Escherichia coli FtsH is an essential integral membrane protein that has an AAA-type ATPase domain at its C-terminal cytoplasmic part, which is homologous to at least three ATPase subunits of the eukaryotic 26S proteasome. We report here that FtsH is involved in degradation of the heat-shock transcription factor sigma(32), a key element in the regulation of the E.coli heat-shock response.

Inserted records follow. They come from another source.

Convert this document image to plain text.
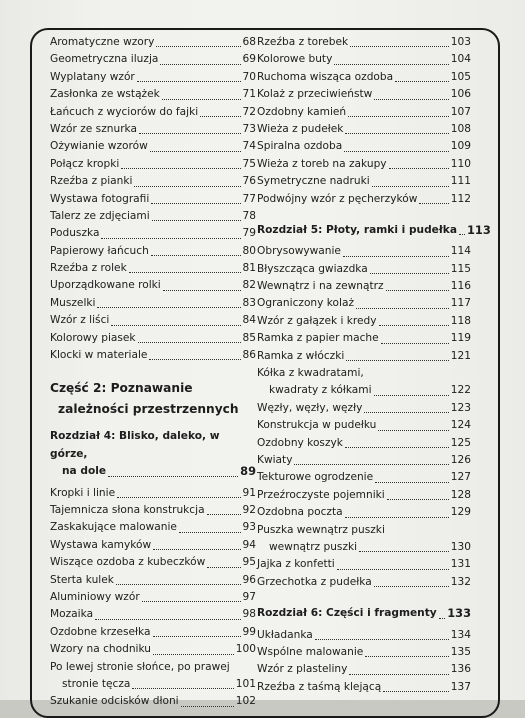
Aromatyczne wzory	68
Geometryczna iluzja	69
Wyplatany wzór	70
Zasłonka ze wstążek	71
Łańcuch z wyciorów do fajki	72
Wzór ze sznurka	73
Ożywianie wzorów	74
Połącz kropki	75
Rzeźba z pianki	76
Wystawa fotografii	77
Talerz ze zdjęciami	78
Poduszka	79
Papierowy łańcuch	80
Rzeźba z rolek	81
Uporządkowane rolki	82
Muszelki	83
Wzór z liści	84
Kolorowy piasek	85
Klocki w materiale	86
Część 2: Poznawanie
zależności przestrzennych
Rozdział 4: Blisko, daleko, w górze,
na dole	89
Kropki i linie	91
Tajemnicza słona konstrukcja	92
Zaskakujące malowanie	93
Wystawa kamyków	94
Wiszące ozdoba z kubeczków	95
Sterta kulek	96
Aluminiowy wzór	97
Mozaika	98
Ozdobne krzesełka	99
Wzory na chodniku	100
Po lewej stronie słońce, po prawej
stronie tęcza	101
Szukanie odcisków dłoni	102
Rzeźba z torebek	103
Kolorowe buty	104
Ruchoma wisząca ozdoba	105
Kolaż z przeciwieństw	106
Ozdobny kamień	107
Wieża z pudełek	108
Spiralna ozdoba	109
Wieża z toreb na zakupy	110
Symetryczne nadruki	111
Podwójny wzór z pęcherzyków	112
Rozdział 5: Płoty, ramki i pudełka 113
Obrysowywanie	114
Błyszcząca gwiazdka	115
Wewnątrz i na zewnątrz	116
Ograniczony kolaż	117
Wzór z gałązek i kredy	118
Ramka z papier mache	119
Ramka z włóczki	121
Kółka z kwadratami,
kwadraty z kółkami	122
Węzły, węzły, węzły	123
Konstrukcja w pudełku	124
Ozdobny koszyk	125
Kwiaty	126
Tekturowe ogrodzenie	127
Przeźroczyste pojemniki	128
Ozdobna poczta	129
Puszka wewnątrz puszki
wewnątrz puszki	130
Jajka z konfetti	131
Grzechotka z pudełka	132
Rozdział 6: Części i fragmenty 133
Układanka	134
Wspólne malowanie	135
Wzór z plasteliny	136
Rzeźba z taśmą klejącą	137
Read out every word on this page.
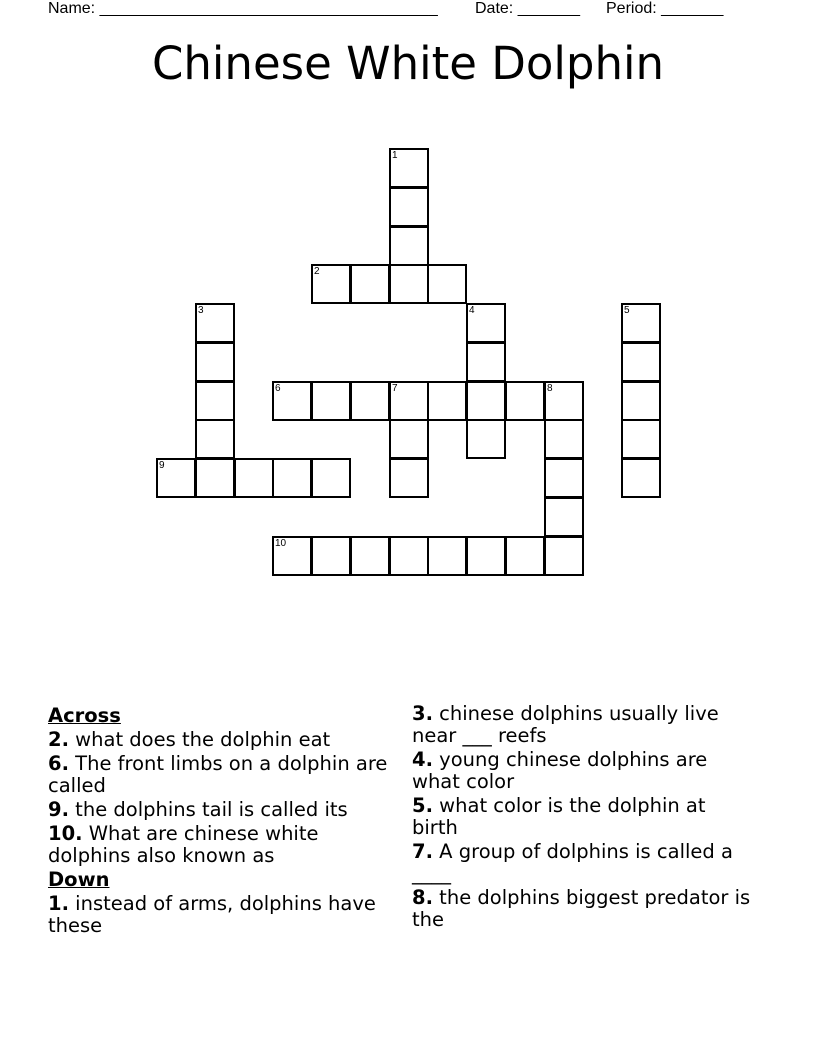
Name: ______________________________________ Date: _______ Period: _______
Chinese White Dolphin
1
2
3	4	5
6	7	8
9
10
Across
2. what does the dolphin eat
6. The front limbs on a dolphin are called
9. the dolphins tail is called its
10. What are chinese white dolphins also known as
Down
1. instead of arms, dolphins have these
3. chinese dolphins usually live near ___ reefs
4. young chinese dolphins are what color
5. what color is the dolphin at birth
7. A group of dolphins is called a ____
8. the dolphins biggest predator is the
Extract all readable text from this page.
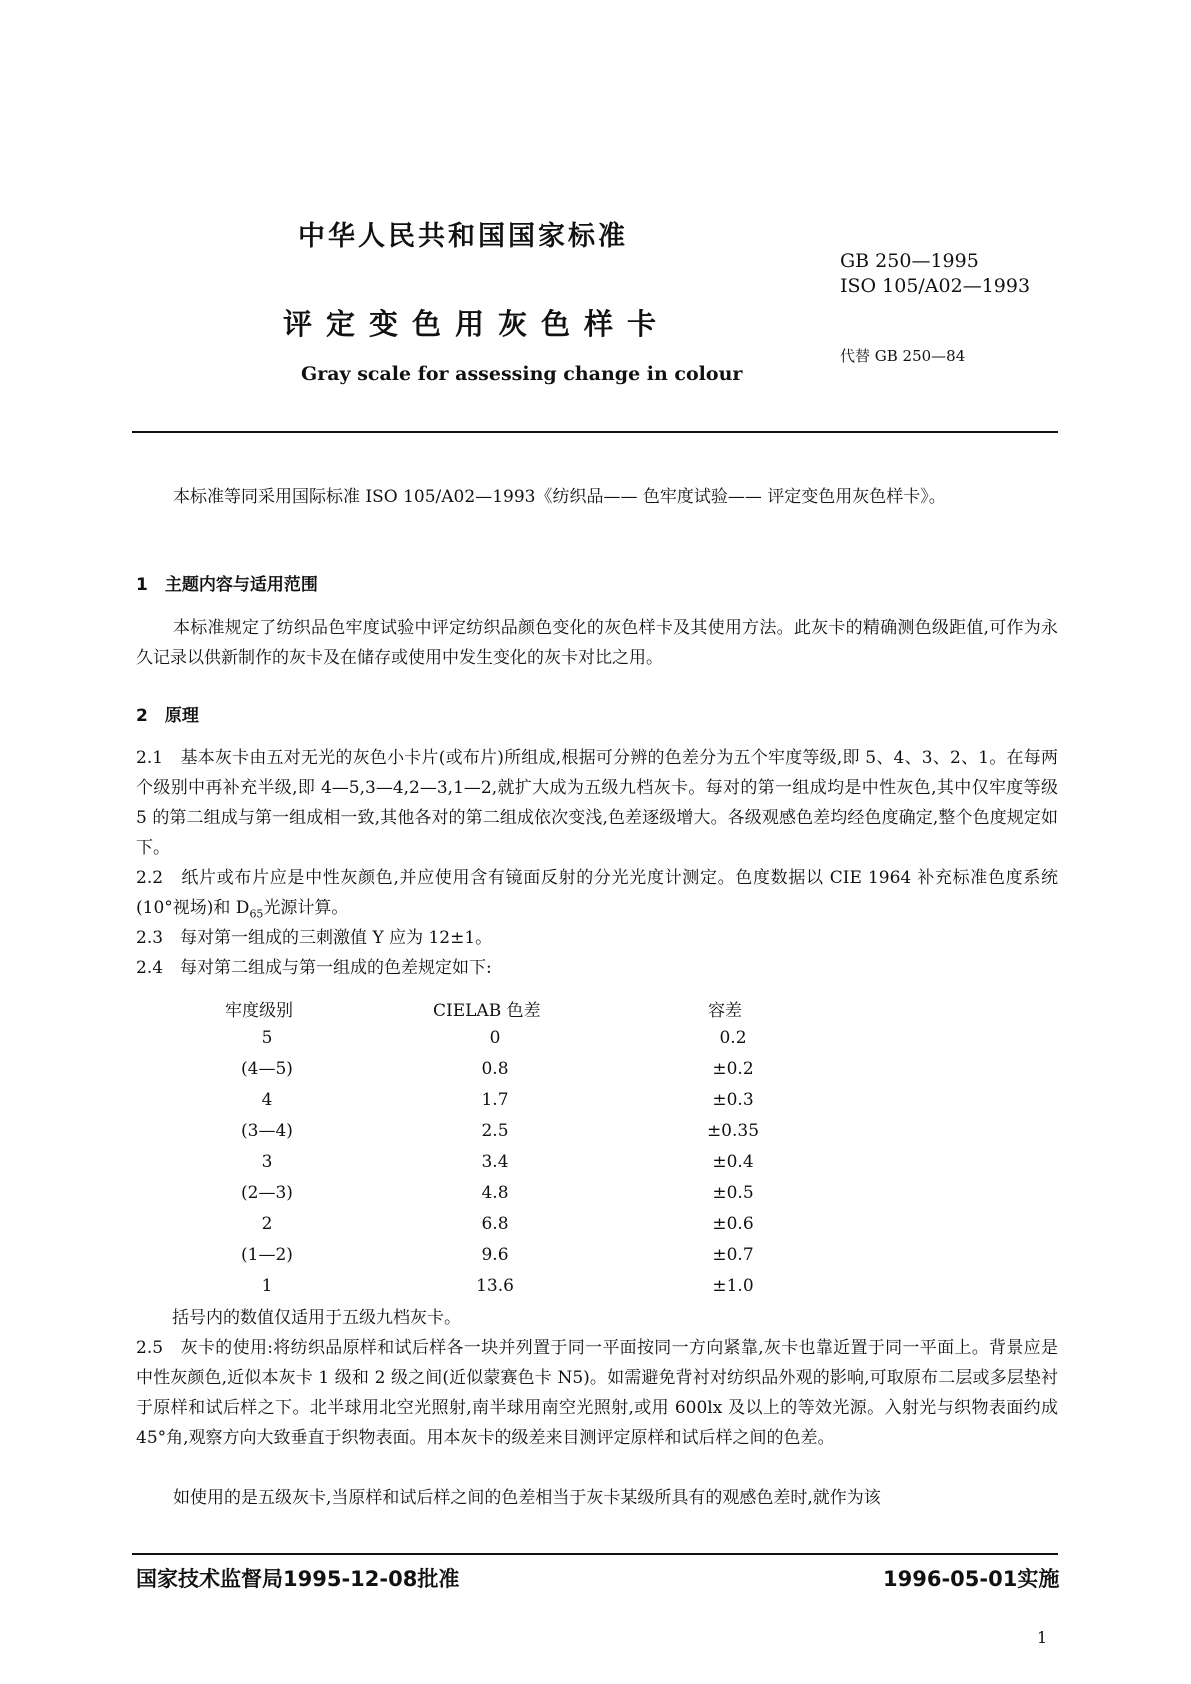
中华人民共和国国家标准
评定变色用灰色样卡
Gray scale for assessing change in colour
GB 250—1995
ISO 105/A02—1993
代替 GB 250—84
本标准等同采用国际标准 ISO 105/A02—1993《纺织品—— 色牢度试验—— 评定变色用灰色样卡》。
1　主题内容与适用范围
本标准规定了纺织品色牢度试验中评定纺织品颜色变化的灰色样卡及其使用方法。此灰卡的精确测色级距值,可作为永久记录以供新制作的灰卡及在储存或使用中发生变化的灰卡对比之用。
2　原理
2.1　基本灰卡由五对无光的灰色小卡片(或布片)所组成,根据可分辨的色差分为五个牢度等级,即 5、4、3、2、1。在每两个级别中再补充半级,即 4—5,3—4,2—3,1—2,就扩大成为五级九档灰卡。每对的第一组成均是中性灰色,其中仅牢度等级 5 的第二组成与第一组成相一致,其他各对的第二组成依次变浅,色差逐级增大。各级观感色差均经色度确定,整个色度规定如下。
2.2　纸片或布片应是中性灰颜色,并应使用含有镜面反射的分光光度计测定。色度数据以 CIE 1964 补充标准色度系统(10°视场)和 $D_{65}$光源计算。
2.3　每对第一组成的三刺激值 Y 应为 12±1。
2.4　每对第二组成与第一组成的色差规定如下:
牢度级别	CIELAB 色差	容差
5	0	0.2
(4—5)	0.8	±0.2
4	1.7	±0.3
(3—4)	2.5	±0.35
3	3.4	±0.4
(2—3)	4.8	±0.5
2	6.8	±0.6
(1—2)	9.6	±0.7
1	13.6	±1.0
括号内的数值仅适用于五级九档灰卡。
2.5　灰卡的使用:将纺织品原样和试后样各一块并列置于同一平面按同一方向紧靠,灰卡也靠近置于同一平面上。背景应是中性灰颜色,近似本灰卡 1 级和 2 级之间(近似蒙赛色卡 N5)。如需避免背衬对纺织品外观的影响,可取原布二层或多层垫衬于原样和试后样之下。北半球用北空光照射,南半球用南空光照射,或用 600lx 及以上的等效光源。入射光与织物表面约成 45°角,观察方向大致垂直于织物表面。用本灰卡的级差来目测评定原样和试后样之间的色差。
如使用的是五级灰卡,当原样和试后样之间的色差相当于灰卡某级所具有的观感色差时,就作为该
国家技术监督局1995-12-08批准	1996-05-01实施
1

In the temperature-sensitive ftsH1 mutant, the amount of sigma(32) at a non-permissive temperature was higher than in the wild-type under certain conditions due to a reduced rate of degradation. In an in vitro system with purified components, FtsH catalyzed ATP-dependent degradation of biologically active histidine-tagged sigma(32). FtsH has a zinc-binding motif similar to the active site of zinc-metalloproteases. Protease activity of FtsH for histidine-tagged sigma(32) was Stimulated by Zn2+ and strongly inhibited by the heavy metal chelating agent o-phenanthroline. We conclude that FtsH is a novel membrane-bound, ATP-dependent metalloprotease with activity for sigma(32). These findings indicate a new mechanism of gene regulation in E.coli.